Hat Olaf Scholz vor dem Cum-Ex-Untersuchungsausschuss bewusst gelogen?

Mit wem hat er wann gesprochen? Bundeskanzler Olaf Scholz (SPD)

BERLIN/HAMBURG – Während allgemein die Ansicht herrscht, Noch-Bundeskanzler Olaf Scholz (SPD) werde sich nach dem Wahlsonntag ins Private zurückziehen, droht ihm neuer Ärger. Dem Magazin „Stern“ liegen Dokumente vor, nach denen Scholz, früherer Hamburger Bürgermeister, gegenüber dem Untersuchungsausschuss der Bürgerschaft zur „Cum-Ex-Steuergeldaffäre“ nicht die Wahrheit gesagt habe.

Am 30. April 2021 hatte Scholz vor dem Untersuchungsausschuss über seine Rolle bei dem Milliarden-Skandal mehr oder weniger ausgesagt.

Dabei kam auch eine Anfrage des Linken-Abgeordneten Norbert Hackbusch erneut zur Sprache, der schon im November 2019 wissen wollte, ob Scholz bei Treffen mit Vertretern der, in den Cum-Ex-Skandal verwickelten, Privatbank Warburg teilgenommen hatte wie zum Beispiel auch sein Nachfolger Peter Tschentscher, der jetzt noch Hamburger Bürgermeister ist.

Scholz bestritt damals an solchen Treffen teilgenommen zu haben. Doch inzwischen ist bekannt, dass er sich eben doch mindestens drei Mal mit dem Warburg-Inhaber Olearius getroffen hat.

Hackbusch wollte konkret wissen, ob Scholz „in irgendeiner Weise involviert“ gewesen sei.
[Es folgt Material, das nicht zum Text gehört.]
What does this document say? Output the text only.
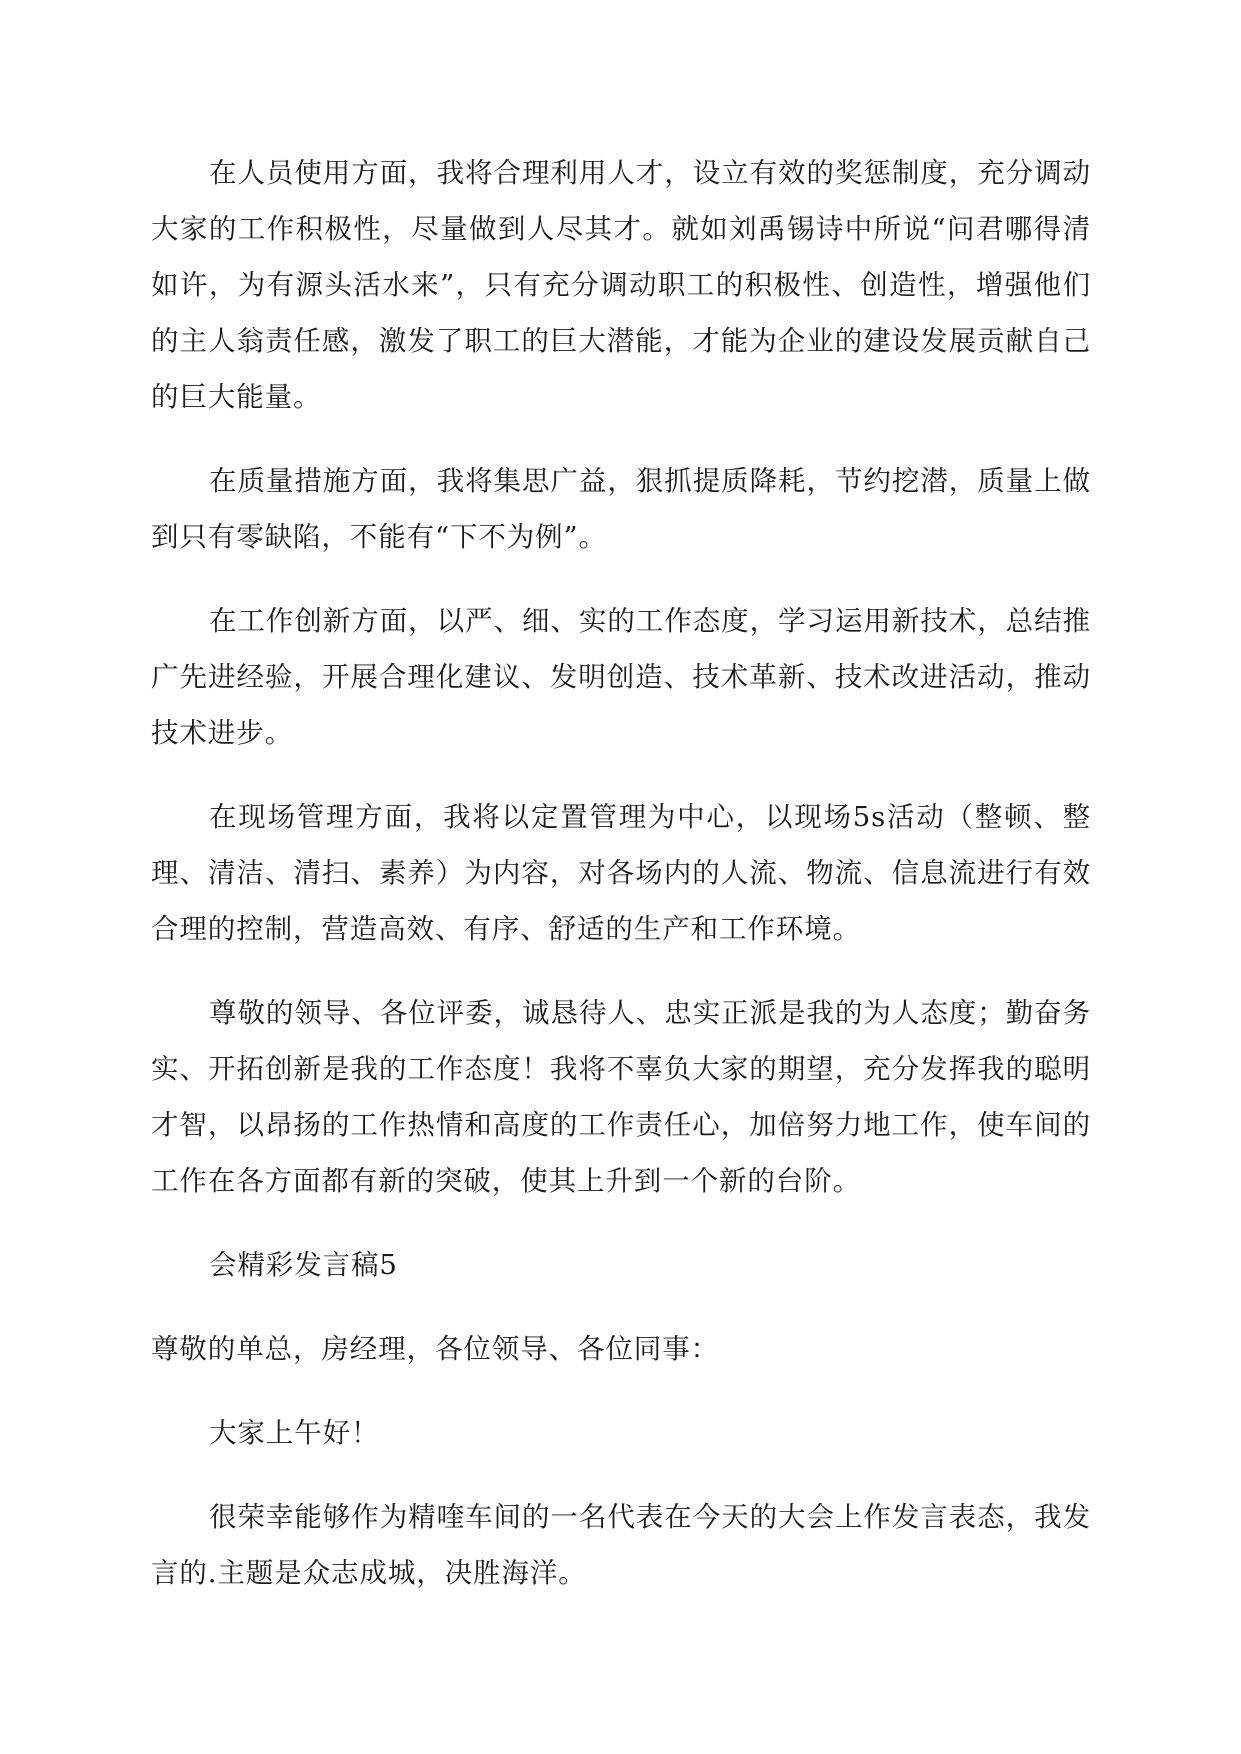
在人员使用方面，我将合理利用人才，设立有效的奖惩制度，充分调动大家的工作积极性，尽量做到人尽其才。就如刘禹锡诗中所说“问君哪得清如许，为有源头活水来”，只有充分调动职工的积极性、创造性，增强他们的主人翁责任感，激发了职工的巨大潜能，才能为企业的建设发展贡献自己的巨大能量。

在质量措施方面，我将集思广益，狠抓提质降耗，节约挖潜，质量上做到只有零缺陷，不能有“下不为例”。

在工作创新方面，以严、细、实的工作态度，学习运用新技术，总结推广先进经验，开展合理化建议、发明创造、技术革新、技术改进活动，推动技术进步。

在现场管理方面，我将以定置管理为中心，以现场5s活动（整顿、整理、清洁、清扫、素养）为内容，对各场内的人流、物流、信息流进行有效合理的控制，营造高效、有序、舒适的生产和工作环境。

尊敬的领导、各位评委，诚恳待人、忠实正派是我的为人态度；勤奋务实、开拓创新是我的工作态度！我将不辜负大家的期望，充分发挥我的聪明才智，以昂扬的工作热情和高度的工作责任心，加倍努力地工作，使车间的工作在各方面都有新的突破，使其上升到一个新的台阶。

会精彩发言稿5

尊敬的单总，房经理，各位领导、各位同事：

大家上午好！

很荣幸能够作为精喹车间的一名代表在今天的大会上作发言表态，我发言的.主题是众志成城，决胜海洋。
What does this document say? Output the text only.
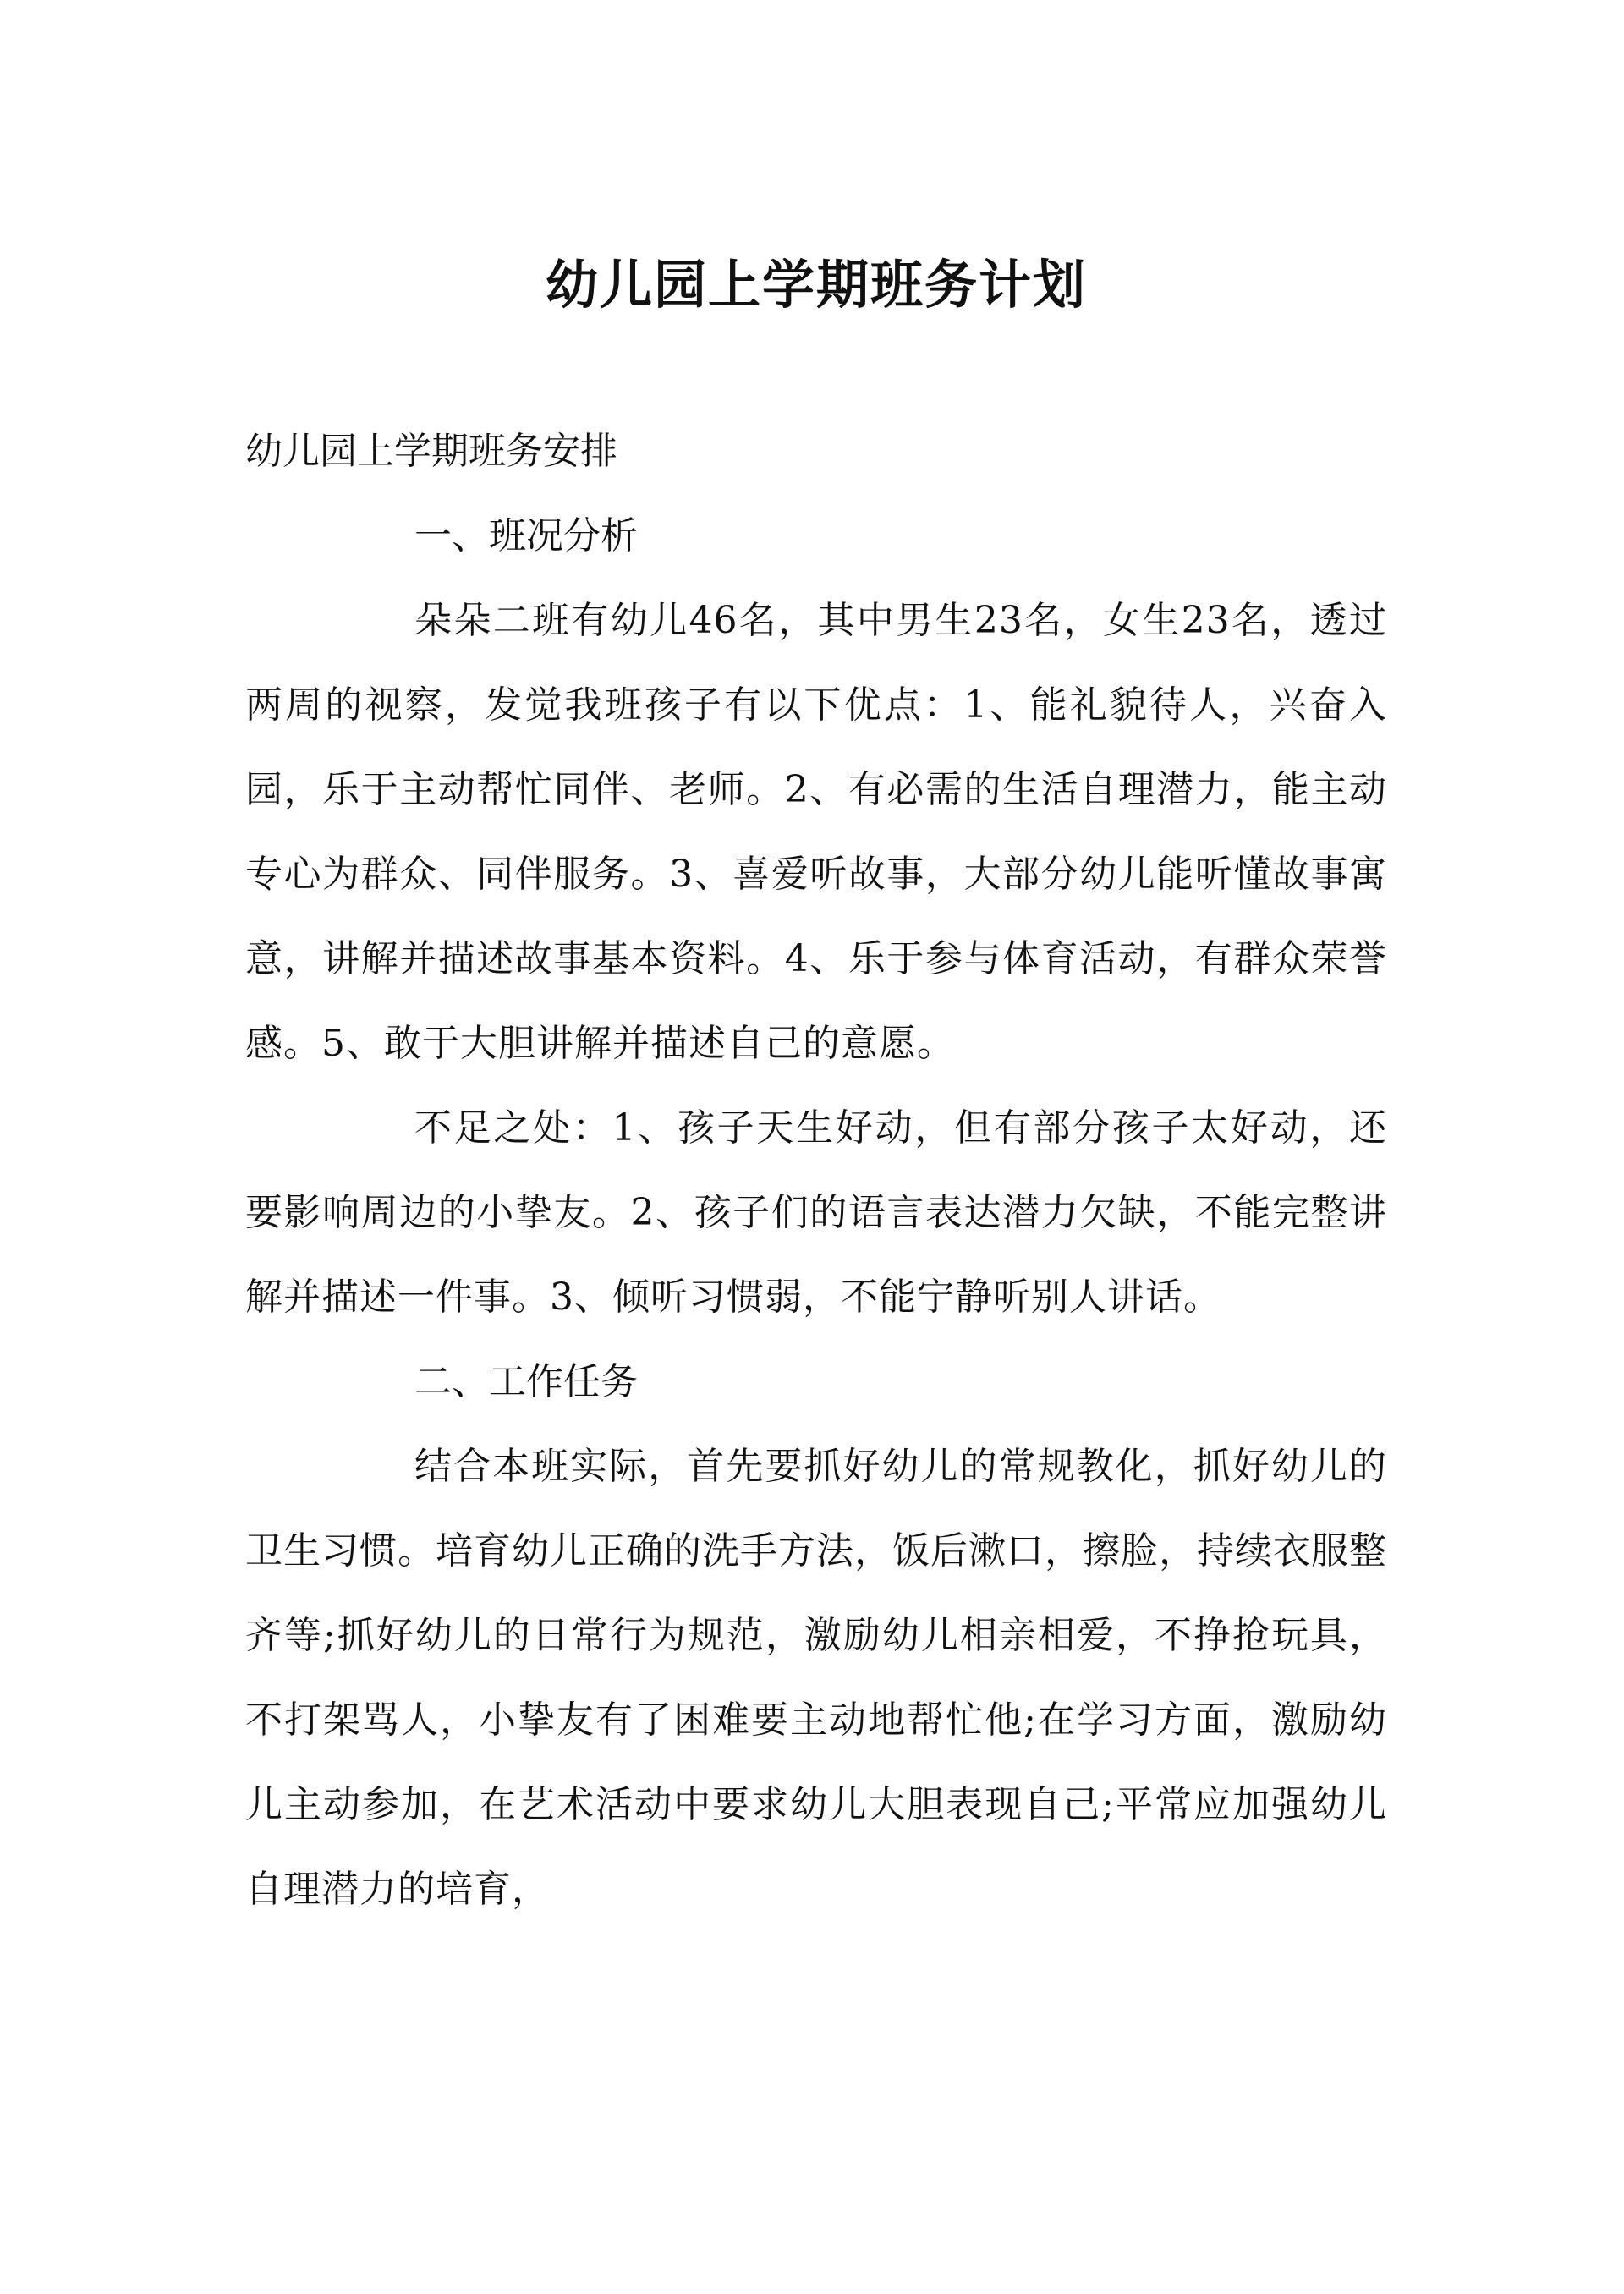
幼儿园上学期班务计划

幼儿园上学期班务安排

一、班况分析

朵朵二班有幼儿46名，其中男生23名，女生23名，透过两周的视察，发觉我班孩子有以下优点：1、能礼貌待人，兴奋入园，乐于主动帮忙同伴、老师。2、有必需的生活自理潜力，能主动专心为群众、同伴服务。3、喜爱听故事，大部分幼儿能听懂故事寓意，讲解并描述故事基本资料。4、乐于参与体育活动，有群众荣誉感。5、敢于大胆讲解并描述自己的意愿。

不足之处：1、孩子天生好动，但有部分孩子太好动，还要影响周边的小挚友。2、孩子们的语言表达潜力欠缺，不能完整讲解并描述一件事。3、倾听习惯弱，不能宁静听别人讲话。

二、工作任务

结合本班实际，首先要抓好幼儿的常规教化，抓好幼儿的卫生习惯。培育幼儿正确的洗手方法，饭后漱口，擦脸，持续衣服整齐等;抓好幼儿的日常行为规范，激励幼儿相亲相爱，不挣抢玩具，不打架骂人，小挚友有了困难要主动地帮忙他;在学习方面，激励幼儿主动参加，在艺术活动中要求幼儿大胆表现自己;平常应加强幼儿自理潜力的培育，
Scholz sagte damals: Nein. Neue Dokumente belegen jetzt, dass sowohl Tschentscher als auch Finanzsenator Andreas Dressel sich damals auch an Scholz gewandt hatten.

Tschentscher hatte einen Entwurf der Antwort auf die Hackbusch-Anfrage an Scholz weitergeleitet, der zu der Zeit schon Bundesfinanzminister im Kabinett Merkel war.

Auch Hamburgs Finanzsenator Andreas Dressel wandte sich damals an Scholz, man wolle „wirklich safe“ sein, um auf die Frage, ob es Treffen mit Olearius gegeben habe, mit „Nein“ antworten zu können.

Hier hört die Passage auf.